- Born: Lola May Smeltzer circa. 1870 Frederick, Maryland, United States
- Died: December 28, 1955 Oklahoma City, Oklahoma, United States
- Education: New England Conservatory
- Known for: President of the Oklahoma and Indian Territory Federation of Women's Clubs
- Spouse: Angelo C. Scott ​(m. 1894)​

= Lola May Smeltzer Scott =

Lola May Smeltzer Scott (1870 – December 28, 1955) was an American woman active in the women's club movement in Oklahoma. She was married to Angelo C. Scott.

==Biography==
Lola May Smeltzer Scott was born in 1870 near Frederick, Maryland, to D. B. Smeltzer and Elizabeth Smeltzer. As a child she moved to Iola, Kansas, with her father before spending two years at the New England Conservatory. She married Angelo C. Scott on May 31, 1894, and moved to Oklahoma Territory.

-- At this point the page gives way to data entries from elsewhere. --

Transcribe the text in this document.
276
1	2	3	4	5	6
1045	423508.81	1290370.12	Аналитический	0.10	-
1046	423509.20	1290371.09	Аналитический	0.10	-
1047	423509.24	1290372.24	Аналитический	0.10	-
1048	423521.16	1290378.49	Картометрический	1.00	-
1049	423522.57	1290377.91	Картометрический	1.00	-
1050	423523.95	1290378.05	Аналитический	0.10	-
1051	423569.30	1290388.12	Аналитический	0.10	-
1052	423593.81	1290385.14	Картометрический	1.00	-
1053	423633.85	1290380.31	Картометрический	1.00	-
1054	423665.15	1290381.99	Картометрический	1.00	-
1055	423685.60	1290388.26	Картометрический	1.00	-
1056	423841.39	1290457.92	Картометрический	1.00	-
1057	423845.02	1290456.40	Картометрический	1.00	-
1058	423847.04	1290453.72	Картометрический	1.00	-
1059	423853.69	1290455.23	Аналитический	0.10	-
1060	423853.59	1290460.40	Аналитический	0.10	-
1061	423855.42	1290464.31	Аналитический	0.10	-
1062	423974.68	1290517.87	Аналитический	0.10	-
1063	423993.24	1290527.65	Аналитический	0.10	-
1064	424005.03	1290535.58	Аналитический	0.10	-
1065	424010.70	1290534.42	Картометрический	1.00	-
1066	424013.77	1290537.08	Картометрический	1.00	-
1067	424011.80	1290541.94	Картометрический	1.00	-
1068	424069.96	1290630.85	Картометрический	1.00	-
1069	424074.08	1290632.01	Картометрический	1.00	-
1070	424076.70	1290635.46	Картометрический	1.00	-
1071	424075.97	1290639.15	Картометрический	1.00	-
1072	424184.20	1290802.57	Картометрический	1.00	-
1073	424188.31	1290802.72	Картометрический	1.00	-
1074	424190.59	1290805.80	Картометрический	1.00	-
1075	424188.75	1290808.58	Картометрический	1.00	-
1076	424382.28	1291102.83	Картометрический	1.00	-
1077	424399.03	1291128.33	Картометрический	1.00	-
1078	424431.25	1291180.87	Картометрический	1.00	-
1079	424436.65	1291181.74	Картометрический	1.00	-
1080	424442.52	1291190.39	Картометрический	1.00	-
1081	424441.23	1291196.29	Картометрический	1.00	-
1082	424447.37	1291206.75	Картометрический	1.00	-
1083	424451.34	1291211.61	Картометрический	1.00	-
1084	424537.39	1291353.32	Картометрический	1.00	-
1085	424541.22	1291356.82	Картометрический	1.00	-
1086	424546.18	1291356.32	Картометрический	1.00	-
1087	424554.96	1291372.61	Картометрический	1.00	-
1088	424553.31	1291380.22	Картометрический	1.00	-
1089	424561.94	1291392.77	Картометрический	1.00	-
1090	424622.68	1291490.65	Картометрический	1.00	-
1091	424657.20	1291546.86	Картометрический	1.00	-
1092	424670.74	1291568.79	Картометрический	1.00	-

Her husband was elected to the Oklahoma Territorial Legislature in 1894. The family settled in Stillwater, Oklahoma, in 1898 after Angelo Scott was appointed president of Oklahoma State University. Lola Scott was active with the women's club movement. In 1901, she was the secretary of the Oklahoma and Indian Territory Federation of Women's Clubs, and from 1904 to 1906 she served as the organization's president. She wrote to the territorial legislature advocating for child welfare and the creation of a juvenile detention center. In 1908, the couple moved to Oklahoma City. Lola Scott died on December 28, 1955 in Oklahoma City.